I obeyed, and Susannah dragged the brush along my lash line, expertly blending and smudging with the ball of her thumb. Then she swept shadow across my eyelids and I wriggled in my seat excitedly. I loved it when Susannah made me up; I couldn’t wait for the moment of unveiling.

“Are you and Mr. Fisher gonna dance tonight?” I asked.

Susannah laughed. “I don’t know. Maybe.”

“Mom, will you and Dad?”

My mother laughed too. “I don’t know. Probably not. Your father doesn’t like to dance.”

“Dad’s boring,” I said, trying to twist around and get a peek at my new look. Gently, Susannah put her hands on my shoulders and sat me straight.

“He’s not boring,” my mother said. “He just has different interests. You like it when he teaches you the constellations, don’t you?”

I shrugged. “Yeah.”

“And he’s very patient, and he always listens to your stories,” my mother reminded me.

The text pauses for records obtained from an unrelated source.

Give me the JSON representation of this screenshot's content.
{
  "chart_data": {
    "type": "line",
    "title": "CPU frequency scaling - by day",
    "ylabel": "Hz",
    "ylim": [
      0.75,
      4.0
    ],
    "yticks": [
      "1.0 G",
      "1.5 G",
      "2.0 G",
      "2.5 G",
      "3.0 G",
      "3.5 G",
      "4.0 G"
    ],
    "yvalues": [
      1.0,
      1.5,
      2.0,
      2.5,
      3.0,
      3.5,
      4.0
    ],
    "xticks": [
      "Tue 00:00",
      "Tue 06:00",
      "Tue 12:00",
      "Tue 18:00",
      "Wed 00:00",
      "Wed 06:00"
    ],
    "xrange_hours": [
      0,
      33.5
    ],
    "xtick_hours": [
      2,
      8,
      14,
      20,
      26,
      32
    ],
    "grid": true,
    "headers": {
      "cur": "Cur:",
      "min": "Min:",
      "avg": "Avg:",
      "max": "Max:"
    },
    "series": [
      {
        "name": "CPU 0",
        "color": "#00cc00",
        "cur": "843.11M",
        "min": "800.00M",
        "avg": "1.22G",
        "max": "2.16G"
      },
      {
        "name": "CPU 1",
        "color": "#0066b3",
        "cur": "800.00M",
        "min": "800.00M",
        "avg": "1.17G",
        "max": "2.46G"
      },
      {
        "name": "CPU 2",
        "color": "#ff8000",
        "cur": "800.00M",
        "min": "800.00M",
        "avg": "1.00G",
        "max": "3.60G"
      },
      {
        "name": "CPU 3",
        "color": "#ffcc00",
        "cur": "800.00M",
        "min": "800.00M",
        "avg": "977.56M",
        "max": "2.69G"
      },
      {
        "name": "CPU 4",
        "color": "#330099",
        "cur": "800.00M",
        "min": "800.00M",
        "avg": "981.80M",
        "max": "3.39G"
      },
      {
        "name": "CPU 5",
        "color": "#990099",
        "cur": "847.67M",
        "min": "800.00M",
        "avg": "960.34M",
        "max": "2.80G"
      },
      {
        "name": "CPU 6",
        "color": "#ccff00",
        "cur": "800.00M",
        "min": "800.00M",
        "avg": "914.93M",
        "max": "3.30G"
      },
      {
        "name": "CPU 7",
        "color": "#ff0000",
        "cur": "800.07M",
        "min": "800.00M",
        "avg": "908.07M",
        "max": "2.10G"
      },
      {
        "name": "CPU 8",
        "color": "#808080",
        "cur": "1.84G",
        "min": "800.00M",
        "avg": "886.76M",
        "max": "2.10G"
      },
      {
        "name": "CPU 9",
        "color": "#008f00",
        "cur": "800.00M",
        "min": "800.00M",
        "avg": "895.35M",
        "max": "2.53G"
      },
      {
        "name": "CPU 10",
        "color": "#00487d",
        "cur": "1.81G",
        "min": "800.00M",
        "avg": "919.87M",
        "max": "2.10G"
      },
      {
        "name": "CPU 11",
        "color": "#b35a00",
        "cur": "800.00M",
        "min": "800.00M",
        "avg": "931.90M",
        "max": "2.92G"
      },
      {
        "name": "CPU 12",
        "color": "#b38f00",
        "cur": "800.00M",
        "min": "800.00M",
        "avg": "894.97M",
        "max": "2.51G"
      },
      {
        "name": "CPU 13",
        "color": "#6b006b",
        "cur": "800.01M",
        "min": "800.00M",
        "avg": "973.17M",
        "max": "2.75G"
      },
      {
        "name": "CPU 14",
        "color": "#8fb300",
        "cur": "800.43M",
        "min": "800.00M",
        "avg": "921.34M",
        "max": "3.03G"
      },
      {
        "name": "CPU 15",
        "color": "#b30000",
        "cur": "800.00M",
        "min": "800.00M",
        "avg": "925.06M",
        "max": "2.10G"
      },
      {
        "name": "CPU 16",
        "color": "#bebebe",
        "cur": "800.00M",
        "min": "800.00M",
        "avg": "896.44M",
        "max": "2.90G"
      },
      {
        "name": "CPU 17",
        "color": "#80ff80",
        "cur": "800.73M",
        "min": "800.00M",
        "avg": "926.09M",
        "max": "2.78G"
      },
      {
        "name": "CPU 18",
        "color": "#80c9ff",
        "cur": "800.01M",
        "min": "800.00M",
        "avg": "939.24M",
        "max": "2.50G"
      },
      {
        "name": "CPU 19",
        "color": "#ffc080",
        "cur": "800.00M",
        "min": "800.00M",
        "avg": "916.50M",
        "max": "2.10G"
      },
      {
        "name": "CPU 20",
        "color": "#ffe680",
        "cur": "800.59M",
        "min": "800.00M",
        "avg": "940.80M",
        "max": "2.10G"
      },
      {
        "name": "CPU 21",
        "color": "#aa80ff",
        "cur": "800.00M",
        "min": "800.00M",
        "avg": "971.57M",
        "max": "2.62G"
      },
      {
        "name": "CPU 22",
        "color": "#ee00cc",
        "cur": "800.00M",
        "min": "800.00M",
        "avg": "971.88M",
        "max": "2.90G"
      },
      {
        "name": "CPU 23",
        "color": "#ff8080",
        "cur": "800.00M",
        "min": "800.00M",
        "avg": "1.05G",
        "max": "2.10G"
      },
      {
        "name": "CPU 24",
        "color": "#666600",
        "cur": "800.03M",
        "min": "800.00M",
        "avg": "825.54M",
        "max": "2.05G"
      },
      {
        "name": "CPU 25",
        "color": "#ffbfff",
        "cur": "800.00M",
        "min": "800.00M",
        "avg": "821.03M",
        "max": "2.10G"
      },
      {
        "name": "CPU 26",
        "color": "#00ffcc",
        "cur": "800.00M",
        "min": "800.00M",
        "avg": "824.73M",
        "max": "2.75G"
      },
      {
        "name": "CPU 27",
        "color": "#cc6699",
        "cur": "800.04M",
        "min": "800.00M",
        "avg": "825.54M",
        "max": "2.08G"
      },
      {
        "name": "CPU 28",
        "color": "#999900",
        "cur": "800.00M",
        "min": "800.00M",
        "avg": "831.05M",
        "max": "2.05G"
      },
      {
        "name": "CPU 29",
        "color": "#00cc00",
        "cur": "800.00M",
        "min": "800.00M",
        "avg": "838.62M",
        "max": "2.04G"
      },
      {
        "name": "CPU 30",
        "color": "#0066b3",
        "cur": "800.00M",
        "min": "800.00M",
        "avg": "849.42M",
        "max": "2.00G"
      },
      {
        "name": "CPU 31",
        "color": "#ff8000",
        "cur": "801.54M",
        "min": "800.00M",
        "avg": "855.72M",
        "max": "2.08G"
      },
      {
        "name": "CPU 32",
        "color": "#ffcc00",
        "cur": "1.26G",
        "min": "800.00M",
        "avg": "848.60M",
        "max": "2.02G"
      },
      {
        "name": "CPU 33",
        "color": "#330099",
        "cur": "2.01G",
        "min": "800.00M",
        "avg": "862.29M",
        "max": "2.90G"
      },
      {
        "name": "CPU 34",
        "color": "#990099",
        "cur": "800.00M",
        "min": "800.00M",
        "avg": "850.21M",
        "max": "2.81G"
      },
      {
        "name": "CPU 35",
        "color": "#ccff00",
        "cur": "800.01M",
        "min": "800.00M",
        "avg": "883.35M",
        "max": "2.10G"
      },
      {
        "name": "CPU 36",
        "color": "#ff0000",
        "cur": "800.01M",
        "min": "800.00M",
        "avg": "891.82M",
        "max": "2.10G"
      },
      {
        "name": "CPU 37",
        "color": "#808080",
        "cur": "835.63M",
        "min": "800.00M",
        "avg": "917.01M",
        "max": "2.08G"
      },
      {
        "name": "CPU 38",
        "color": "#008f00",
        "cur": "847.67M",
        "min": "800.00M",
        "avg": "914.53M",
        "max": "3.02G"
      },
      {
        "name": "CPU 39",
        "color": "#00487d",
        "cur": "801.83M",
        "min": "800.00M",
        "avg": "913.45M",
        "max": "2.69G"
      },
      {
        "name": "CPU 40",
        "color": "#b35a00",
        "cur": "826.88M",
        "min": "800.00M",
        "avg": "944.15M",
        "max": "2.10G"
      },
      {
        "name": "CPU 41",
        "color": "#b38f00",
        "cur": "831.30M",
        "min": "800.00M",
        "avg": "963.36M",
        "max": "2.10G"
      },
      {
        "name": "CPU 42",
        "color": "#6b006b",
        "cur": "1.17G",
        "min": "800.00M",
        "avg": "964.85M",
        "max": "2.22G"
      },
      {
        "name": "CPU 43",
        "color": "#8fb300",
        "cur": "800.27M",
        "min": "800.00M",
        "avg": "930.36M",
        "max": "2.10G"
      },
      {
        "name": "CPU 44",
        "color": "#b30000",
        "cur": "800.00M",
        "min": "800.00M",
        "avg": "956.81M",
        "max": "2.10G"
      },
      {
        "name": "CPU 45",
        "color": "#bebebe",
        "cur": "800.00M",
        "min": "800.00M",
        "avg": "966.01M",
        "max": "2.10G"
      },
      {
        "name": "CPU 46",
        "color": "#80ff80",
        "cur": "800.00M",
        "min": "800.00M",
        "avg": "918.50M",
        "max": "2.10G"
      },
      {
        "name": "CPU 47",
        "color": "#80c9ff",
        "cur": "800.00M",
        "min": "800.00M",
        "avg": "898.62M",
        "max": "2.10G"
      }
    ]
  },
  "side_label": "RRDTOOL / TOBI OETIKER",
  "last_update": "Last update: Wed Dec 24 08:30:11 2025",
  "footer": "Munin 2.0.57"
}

“True. But what does that have to do with being boring?”

“Not much, I suppose. But it has to do with being a good father, which I think he is.”

“He definitely is,” Susannah agreed, and she and my mother exchanged a look over my head. “Take a look at yourself.”

I swiveled around and looked in the mirror. My eyes were very smoky and gray and mysterious. I felt like I should be the one going out dancing.

“See, she doesn’t look like a hooker,” Susannah said triumphantly.

“She looks like she has a black eye,” my mother said.

“No, I don’t. I look mysterious. I look like a countess.” I hopped off the bathroom counter. “Thanks, Susannah.”

“Anytime, sugar.”

We air-kissed like two ladies who lunch. Then she took me by the hand and walked me over to her bureau. She handed me her jewelry box and said, “Belly, you have the best taste. Will you help me pick out some jewelry to wear tonight?”

I sat on her bed with the wooden box and sifted through it carefully. I found what I was looking for—her dangly opal earrings with the matching opal ring. “Wear these,” I said, holding the jewelry out to her in the palm of my hand.

Susannah obeyed, and as she fastened the earrings, my mother said, “I don’t know if that really goes.”